La Sécurité des moyens de paiement en chiffres

Pour un tiers des fraudes, il y a manipulation

Créé le

09.09.2025

-

Mis à jour le

03.10.2025

L’innovation favorise de nouveaux usages des moyens de paiement et
des modes opératoires des fraudeurs. Pour autant, selon le rapport 2024
de l’Observatoire de la sécurité
des moyens de paiement, la sécurité
des transactions se renforce.

Les moyens de paiement scripturaux montent inexorablement en puissance, en montants comme en nombre d’opérations. Ils atteignent aujourd’hui 89 % des montants échangés, à hauteur de 34 864 milliards d’euros. Si les virements demeurent les opérations privilégiées en cas de transactions sur des gros montants, la carte, avec 65,1 % des opérations, confirme sa place de moyen de paiement préféré des Français. Innovation oblige, les virements instantanés et le paiement par mobile enregistrent un développement remarquable. La progression est de 46,5 % pour le SEPA instantané et de 53,6 % pour le paiement sans contact par mobile. En 2024, ils représentent respectivement 10 % des virements émis et 15 % des paiements par carte aux points de vente. Sans surprise, l’usage du chèque a poursuivi sa lente décrue. Il ne concerne en 2024 plus que 2,8 % des opérations. Parallèlement, la fraude l’accompagnant a atteint un point bas, au « niveau le plus faible depuis la création de l’Observatoire de la sécurité des moyens de paiement (OSMP) », a précisé son secrétaire général, Julien Lasalle. Le chiffre : 69 euros de fraude pour 100 000 euros échangés.

Plus de fraudes,
mais de moindre montant

A contrario, la progression des montants échangés via des moyens de paiement scripturaux ne s’accompagne cependant pas systématiquement d’une progression proportionnelle de la fraude. Lors de la présentation de son rapport annuel, l’OSMP a souligné cette absence de corrélation stricte : en dépit du « développement structurel » des moyens de paiement scripturaux, et des montants échangés, le montant de la fraude reste stable, à 1,2 milliard d’euros. Le nombre total d’opérations frauduleuses, en revanche, est en augmentation de 9,3%: on en compte 7,8 millions en 2024.

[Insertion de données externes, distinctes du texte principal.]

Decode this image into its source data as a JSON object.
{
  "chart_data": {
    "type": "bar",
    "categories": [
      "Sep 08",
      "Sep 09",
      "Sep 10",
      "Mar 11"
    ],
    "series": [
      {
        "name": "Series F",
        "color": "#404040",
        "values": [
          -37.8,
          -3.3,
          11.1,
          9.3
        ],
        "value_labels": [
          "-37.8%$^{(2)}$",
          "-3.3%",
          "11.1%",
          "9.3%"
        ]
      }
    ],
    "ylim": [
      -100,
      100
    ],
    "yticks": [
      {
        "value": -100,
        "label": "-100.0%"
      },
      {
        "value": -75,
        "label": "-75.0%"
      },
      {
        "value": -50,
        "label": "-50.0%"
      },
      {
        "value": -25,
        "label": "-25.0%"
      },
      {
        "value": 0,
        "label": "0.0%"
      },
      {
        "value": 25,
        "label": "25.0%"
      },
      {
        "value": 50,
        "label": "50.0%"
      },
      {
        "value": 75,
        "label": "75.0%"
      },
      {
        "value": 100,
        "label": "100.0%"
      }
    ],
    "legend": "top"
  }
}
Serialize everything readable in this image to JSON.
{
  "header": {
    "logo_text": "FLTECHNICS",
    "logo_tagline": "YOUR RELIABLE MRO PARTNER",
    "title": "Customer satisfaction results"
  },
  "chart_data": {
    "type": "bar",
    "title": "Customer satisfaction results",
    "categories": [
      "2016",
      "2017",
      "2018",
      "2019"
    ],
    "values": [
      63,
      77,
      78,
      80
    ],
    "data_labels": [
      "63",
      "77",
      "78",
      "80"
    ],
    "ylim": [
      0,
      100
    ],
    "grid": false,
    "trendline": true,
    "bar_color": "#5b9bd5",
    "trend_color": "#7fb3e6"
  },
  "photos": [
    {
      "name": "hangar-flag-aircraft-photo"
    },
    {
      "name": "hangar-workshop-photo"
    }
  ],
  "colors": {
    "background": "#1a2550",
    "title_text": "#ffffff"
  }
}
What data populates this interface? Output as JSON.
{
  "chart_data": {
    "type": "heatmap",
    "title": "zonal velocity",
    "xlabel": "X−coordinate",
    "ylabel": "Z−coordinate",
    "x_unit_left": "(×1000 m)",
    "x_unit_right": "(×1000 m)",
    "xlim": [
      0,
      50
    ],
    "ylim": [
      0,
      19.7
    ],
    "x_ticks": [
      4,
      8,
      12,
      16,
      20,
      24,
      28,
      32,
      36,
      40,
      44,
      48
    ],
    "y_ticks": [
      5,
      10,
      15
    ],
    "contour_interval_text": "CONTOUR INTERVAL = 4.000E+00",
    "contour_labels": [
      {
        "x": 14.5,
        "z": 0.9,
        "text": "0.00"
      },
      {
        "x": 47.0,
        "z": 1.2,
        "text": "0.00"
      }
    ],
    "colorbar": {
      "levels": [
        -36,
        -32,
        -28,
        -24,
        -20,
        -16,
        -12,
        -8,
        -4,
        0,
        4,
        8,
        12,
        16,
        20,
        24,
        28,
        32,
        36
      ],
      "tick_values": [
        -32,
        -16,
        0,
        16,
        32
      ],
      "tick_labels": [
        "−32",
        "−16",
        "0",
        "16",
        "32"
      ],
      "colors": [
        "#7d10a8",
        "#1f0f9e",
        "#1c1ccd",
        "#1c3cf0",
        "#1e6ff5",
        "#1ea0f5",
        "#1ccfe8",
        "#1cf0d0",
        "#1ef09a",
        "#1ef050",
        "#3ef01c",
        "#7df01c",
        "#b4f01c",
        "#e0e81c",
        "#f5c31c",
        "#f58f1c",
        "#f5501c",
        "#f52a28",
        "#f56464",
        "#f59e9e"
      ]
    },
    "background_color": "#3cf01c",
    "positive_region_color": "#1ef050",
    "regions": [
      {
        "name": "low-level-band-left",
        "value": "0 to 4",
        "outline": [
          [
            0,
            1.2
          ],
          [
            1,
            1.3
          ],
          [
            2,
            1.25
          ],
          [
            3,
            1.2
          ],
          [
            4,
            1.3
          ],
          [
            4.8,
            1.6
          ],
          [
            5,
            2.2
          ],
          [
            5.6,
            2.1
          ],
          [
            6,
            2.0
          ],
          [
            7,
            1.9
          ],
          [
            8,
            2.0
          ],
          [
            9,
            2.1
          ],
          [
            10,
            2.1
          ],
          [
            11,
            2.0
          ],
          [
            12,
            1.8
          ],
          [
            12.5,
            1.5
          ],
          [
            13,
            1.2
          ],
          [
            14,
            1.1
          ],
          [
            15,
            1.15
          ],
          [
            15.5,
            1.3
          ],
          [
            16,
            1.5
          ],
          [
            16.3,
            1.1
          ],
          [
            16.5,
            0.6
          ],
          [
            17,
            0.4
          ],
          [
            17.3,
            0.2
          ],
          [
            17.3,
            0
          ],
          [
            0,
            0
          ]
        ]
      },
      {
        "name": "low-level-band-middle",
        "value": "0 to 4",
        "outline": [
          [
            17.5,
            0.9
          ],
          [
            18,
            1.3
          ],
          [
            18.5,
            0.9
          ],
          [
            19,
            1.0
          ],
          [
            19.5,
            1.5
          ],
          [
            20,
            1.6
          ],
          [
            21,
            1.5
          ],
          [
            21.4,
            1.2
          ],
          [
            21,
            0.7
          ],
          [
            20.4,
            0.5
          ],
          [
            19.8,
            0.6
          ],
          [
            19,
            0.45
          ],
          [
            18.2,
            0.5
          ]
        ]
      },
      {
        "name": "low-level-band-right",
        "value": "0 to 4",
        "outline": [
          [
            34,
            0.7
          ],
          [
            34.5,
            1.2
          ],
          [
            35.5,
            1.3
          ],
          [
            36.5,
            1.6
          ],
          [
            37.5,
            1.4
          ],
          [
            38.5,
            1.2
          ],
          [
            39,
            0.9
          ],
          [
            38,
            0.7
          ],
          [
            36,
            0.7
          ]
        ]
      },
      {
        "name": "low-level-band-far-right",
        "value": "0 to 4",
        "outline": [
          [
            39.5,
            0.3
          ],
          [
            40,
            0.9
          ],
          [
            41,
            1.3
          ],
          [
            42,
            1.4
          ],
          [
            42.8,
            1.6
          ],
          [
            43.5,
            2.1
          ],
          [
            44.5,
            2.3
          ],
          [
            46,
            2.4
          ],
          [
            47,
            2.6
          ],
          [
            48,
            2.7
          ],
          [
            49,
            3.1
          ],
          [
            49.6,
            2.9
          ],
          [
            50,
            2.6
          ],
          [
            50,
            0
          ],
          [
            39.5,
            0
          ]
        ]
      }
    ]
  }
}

Les moyens de paiement à distance sont les premiers concernés. En termes de montant, le paiement par carte sur Internet et les virements présentent la plus importante vulnérabilité à la fraude, comptant respectivement pour 32 % et 30 %. Le nombre d’opérations frauduleuses par virement est cependant sans commune mesure avec celui des opérations frauduleuses par carte sur Internet. Elles pèsent 79 % du total avec de faibles montants unitaires.

Le montant de fraude par carte sur Internet s’établit à 155euros pour 100 000 euros échangés. Elle est en baisse par rapport à 2023 et ne concerne désormais que les paiements validés sans authentification forte, majoritairement à destination de l’étranger. Les opérations dites « MOTO », « Mail Order, Telephone Order », ou commande par courrier ou par téléphone, sont également vulnérables à un usage frauduleux.

La « fraude par manipulation », ou à l’ingénierie sociale, au « faux conseiller bancaire » comme au « faux service antifraude », apparaît comme un moyen de contourner des obstacles techniques de plus en plus efficaces et de tromper des clients mieux informés. Elle représente aujourd’hui 32 % du montant annuel des paiements frauduleux.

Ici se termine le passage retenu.